Book Review: The PEAR Installer Manifesto

Tuesday, March 11th, 2008

Book Review: The PEAR Installer Manifesto by Gregory BeaverPackt Publishing.

When I was asked by a Packt representative if I would review the book “SOA Approach to Integration” by Poornachandra Sarang, Frank Jennings, Matjaz Juric and Ramesh Loganathan I was told I could pick a book of my choice as a “thank-you” for writing that review.

I jumped at the chance to obtain a copy of “The PEAR Installer Manifesto” – and have now been asked to write a review of it, so here goes:

The book is approximately 270 pages long, split into six chapters, and is aimed at PHP developers who “want to understand how the PEAR Installer works and what it can do for them” and also for those “seeking a better way to deploy their applications and manage updates”.

The six chapters are:

  1. What is it and how do I get it?
  2. Managing PHP Software Management with the PEAR Installer
  3. Leveraging Full Application Support with the PEAR installer
  4. Clever Website Coordination using the pear Installer
  5. Releasing to the world: PEAR Channels
  6. Embedding the PEAR Installer: Designing a Custom Plugin System

Chapter one explains what PEAR is, how to install the PEAR installer and how to deploy PEAR packages remotely onto a server over FTP – proving that no matter what way you access your production servers you can, and should, be using the PEAR installer.

Chapter two covers versioning, package.xml and roles; teaching how to turn software written in PHP into discrete distributable packages.

Chapter three focuses more on version two of package.xml (chapter two briefly covered both versions 1 and 2 of the package definition file) and explains how to bundle a package with its dependancies.
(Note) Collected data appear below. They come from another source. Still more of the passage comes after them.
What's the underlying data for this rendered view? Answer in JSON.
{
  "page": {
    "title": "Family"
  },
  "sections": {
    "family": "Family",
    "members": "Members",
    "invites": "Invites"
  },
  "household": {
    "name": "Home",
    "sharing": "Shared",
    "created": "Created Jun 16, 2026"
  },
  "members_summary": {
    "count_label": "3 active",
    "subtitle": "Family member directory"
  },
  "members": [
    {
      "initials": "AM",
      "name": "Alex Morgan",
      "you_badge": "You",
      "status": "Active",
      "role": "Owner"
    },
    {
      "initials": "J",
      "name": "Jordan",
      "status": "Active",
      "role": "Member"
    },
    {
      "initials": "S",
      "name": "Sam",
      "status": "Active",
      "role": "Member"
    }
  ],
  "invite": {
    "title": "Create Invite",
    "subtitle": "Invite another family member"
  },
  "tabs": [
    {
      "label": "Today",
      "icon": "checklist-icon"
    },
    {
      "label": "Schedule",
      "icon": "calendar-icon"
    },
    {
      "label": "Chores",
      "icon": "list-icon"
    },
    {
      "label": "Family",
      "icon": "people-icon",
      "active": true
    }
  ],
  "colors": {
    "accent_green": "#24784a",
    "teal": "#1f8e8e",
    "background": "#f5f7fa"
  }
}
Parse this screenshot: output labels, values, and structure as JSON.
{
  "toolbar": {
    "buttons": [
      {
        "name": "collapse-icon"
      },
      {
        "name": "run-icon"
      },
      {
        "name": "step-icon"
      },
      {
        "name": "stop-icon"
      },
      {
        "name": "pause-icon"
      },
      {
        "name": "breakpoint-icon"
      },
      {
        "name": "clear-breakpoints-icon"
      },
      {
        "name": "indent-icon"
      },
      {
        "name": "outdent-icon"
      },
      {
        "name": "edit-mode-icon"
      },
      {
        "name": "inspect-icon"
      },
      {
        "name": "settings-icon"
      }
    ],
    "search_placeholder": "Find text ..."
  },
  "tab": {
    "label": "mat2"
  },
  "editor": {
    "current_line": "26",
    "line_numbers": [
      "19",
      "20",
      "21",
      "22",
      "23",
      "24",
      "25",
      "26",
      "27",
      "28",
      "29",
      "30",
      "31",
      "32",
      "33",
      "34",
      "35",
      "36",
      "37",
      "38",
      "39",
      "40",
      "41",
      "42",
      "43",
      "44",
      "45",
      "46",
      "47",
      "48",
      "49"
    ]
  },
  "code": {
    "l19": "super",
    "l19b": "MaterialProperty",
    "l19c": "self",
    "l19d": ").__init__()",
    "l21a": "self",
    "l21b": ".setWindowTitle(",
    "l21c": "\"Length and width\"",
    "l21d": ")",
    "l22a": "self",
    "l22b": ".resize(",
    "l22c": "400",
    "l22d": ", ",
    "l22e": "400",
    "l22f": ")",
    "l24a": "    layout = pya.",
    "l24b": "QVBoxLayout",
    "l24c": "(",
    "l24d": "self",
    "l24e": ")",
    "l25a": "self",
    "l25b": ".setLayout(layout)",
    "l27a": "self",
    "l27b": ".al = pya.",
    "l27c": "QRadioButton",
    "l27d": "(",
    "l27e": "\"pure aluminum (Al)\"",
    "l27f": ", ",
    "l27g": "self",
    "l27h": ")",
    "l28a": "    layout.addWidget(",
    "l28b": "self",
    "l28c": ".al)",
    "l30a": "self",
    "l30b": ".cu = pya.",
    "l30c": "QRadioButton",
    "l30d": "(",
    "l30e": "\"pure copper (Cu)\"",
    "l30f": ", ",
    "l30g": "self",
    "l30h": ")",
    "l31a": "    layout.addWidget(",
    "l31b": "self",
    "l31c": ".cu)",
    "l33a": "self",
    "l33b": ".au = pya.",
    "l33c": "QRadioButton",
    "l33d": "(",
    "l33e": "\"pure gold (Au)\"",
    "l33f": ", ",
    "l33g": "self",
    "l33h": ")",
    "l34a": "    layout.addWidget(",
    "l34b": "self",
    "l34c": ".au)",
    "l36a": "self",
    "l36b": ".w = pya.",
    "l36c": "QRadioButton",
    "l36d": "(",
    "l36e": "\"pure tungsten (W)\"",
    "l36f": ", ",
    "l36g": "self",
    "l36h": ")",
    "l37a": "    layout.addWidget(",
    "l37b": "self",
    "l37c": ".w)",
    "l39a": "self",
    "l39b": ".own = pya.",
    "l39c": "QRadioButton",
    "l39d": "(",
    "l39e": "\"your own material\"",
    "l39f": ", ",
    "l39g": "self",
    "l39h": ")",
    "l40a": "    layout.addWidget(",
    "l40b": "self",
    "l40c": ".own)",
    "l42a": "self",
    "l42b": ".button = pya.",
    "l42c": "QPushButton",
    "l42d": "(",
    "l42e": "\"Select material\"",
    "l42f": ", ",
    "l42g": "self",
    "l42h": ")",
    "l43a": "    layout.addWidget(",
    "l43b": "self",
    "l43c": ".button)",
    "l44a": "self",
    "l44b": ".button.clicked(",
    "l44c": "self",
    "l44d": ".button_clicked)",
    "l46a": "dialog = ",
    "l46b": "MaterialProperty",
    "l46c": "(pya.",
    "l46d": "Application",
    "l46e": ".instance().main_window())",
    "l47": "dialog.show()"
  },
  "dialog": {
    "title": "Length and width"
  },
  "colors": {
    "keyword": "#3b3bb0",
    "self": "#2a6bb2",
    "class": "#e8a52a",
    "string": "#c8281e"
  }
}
Chapter four is about source code control and performing roll-backs on pear packages – essential tasks when it comes to managing a complex website.
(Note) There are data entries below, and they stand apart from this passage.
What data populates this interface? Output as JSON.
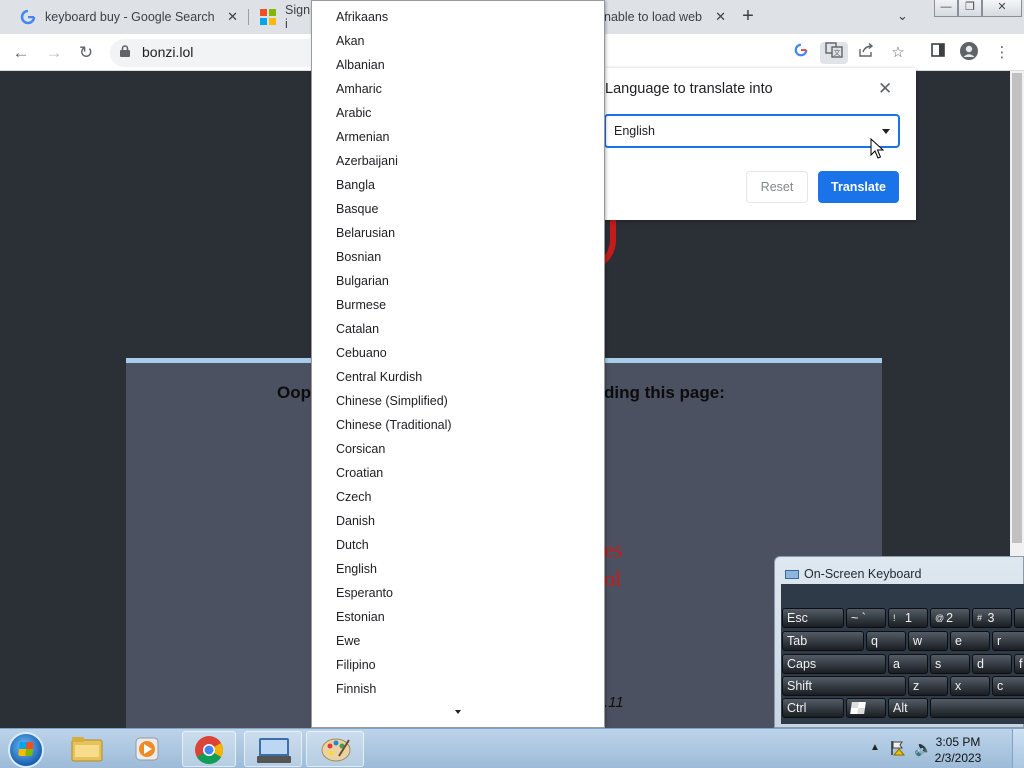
{
  "browser": {
    "tabs": [
      {
        "title": "keyboard buy - Google Search",
        "favicon": "google-g"
      },
      {
        "title": "Sign i",
        "favicon": "microsoft-logo"
      },
      {
        "title": "nable to load web",
        "favicon": "page"
      }
    ],
    "url": "bonzi.lol",
    "new_tab_glyph": "+",
    "tab_search_glyph": "⌄",
    "window_buttons": {
      "minimize": "—",
      "maximize": "❐",
      "close": "✕"
    }
  },
  "page": {
    "error_left": "Oop",
    "error_right": "ding this page:",
    "red_line1": "es",
    "red_line2": "ol",
    "version_fragment": ".11"
  },
  "translate_bubble": {
    "title": "Language to translate into",
    "selected_language": "English",
    "reset_label": "Reset",
    "translate_label": "Translate",
    "close_glyph": "✕"
  },
  "language_dropdown": {
    "items": [
      "Afrikaans",
      "Akan",
      "Albanian",
      "Amharic",
      "Arabic",
      "Armenian",
      "Azerbaijani",
      "Bangla",
      "Basque",
      "Belarusian",
      "Bosnian",
      "Bulgarian",
      "Burmese",
      "Catalan",
      "Cebuano",
      "Central Kurdish",
      "Chinese (Simplified)",
      "Chinese (Traditional)",
      "Corsican",
      "Croatian",
      "Czech",
      "Danish",
      "Dutch",
      "English",
      "Esperanto",
      "Estonian",
      "Ewe",
      "Filipino",
      "Finnish"
    ]
  },
  "osk": {
    "title": "On-Screen Keyboard",
    "keys": {
      "esc": "Esc",
      "tilde": "~ `",
      "k1": "1",
      "k1_shift": "!",
      "k2": "2",
      "k2_shift": "@",
      "k3": "3",
      "k3_shift": "#",
      "tab": "Tab",
      "q": "q",
      "w": "w",
      "e": "e",
      "r": "r",
      "caps": "Caps",
      "a": "a",
      "s": "s",
      "d": "d",
      "f": "f",
      "shift": "Shift",
      "z": "z",
      "x": "x",
      "c": "c",
      "ctrl": "Ctrl",
      "alt": "Alt"
    }
  },
  "taskbar": {
    "time": "3:05 PM",
    "date": "2/3/2023",
    "apps": [
      "explorer",
      "media-player",
      "chrome",
      "on-screen-keyboard",
      "paint"
    ]
  },
  "colors": {
    "accent": "#1a73e8",
    "page_bg": "#2b2f36",
    "error_panel": "#4b5160",
    "error_red": "#d01818"
  }
}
Chapter five details how to set up a channel server, outlines various ways to distribute packages and applications using channel servers and discusses related security issues.

Chapter six closes the book with an explanation of why you might want to embed the PEAR installed, a discussion of several methods of handling plug-in systems and designing a custom PEAR channel-based plugin system.
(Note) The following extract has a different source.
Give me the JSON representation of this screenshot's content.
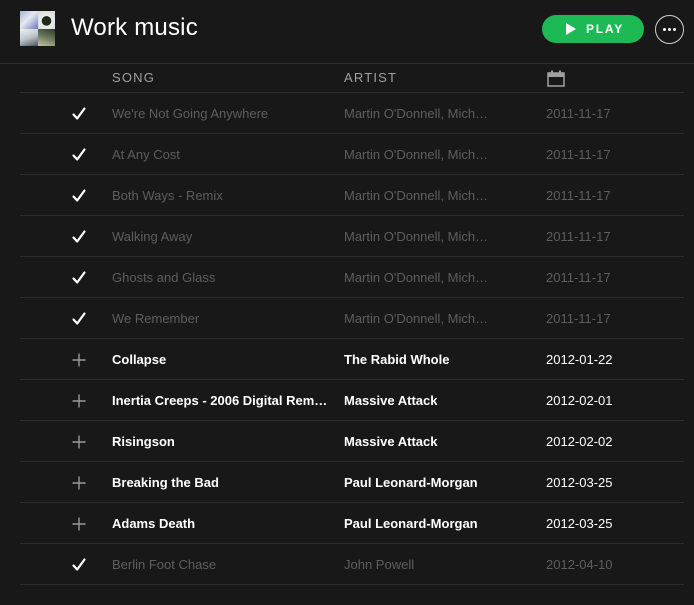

As a PEAR developer who’s going through the process of getting a new package proposed and accepted I found the discussion of package.xml enlightening – much more so than the current online documentation.

As a developer who has occasionally needed to rollback changes pushed to a production server… well, if chapters two and three weren’t eye-opening enough; chapter four definitely was as it details how to employ the PEAR installer to update and rollback live code so you can quickly revert back to a known working version of the site.

Though they are relatively few the book is not without its flaws: there is a small number of spelling mistakes present and considering the book was published in 2006 I don’t think it unrealistic to expect these to be corrected in an on-line errata. Other than that I found “The PEAR Installer Manifesto” to be a nicely focused, well written book grounded with good case studies and real world examples.

Authored by the authority on the PEAR installer the book couldn’t get much better. Highly recommended.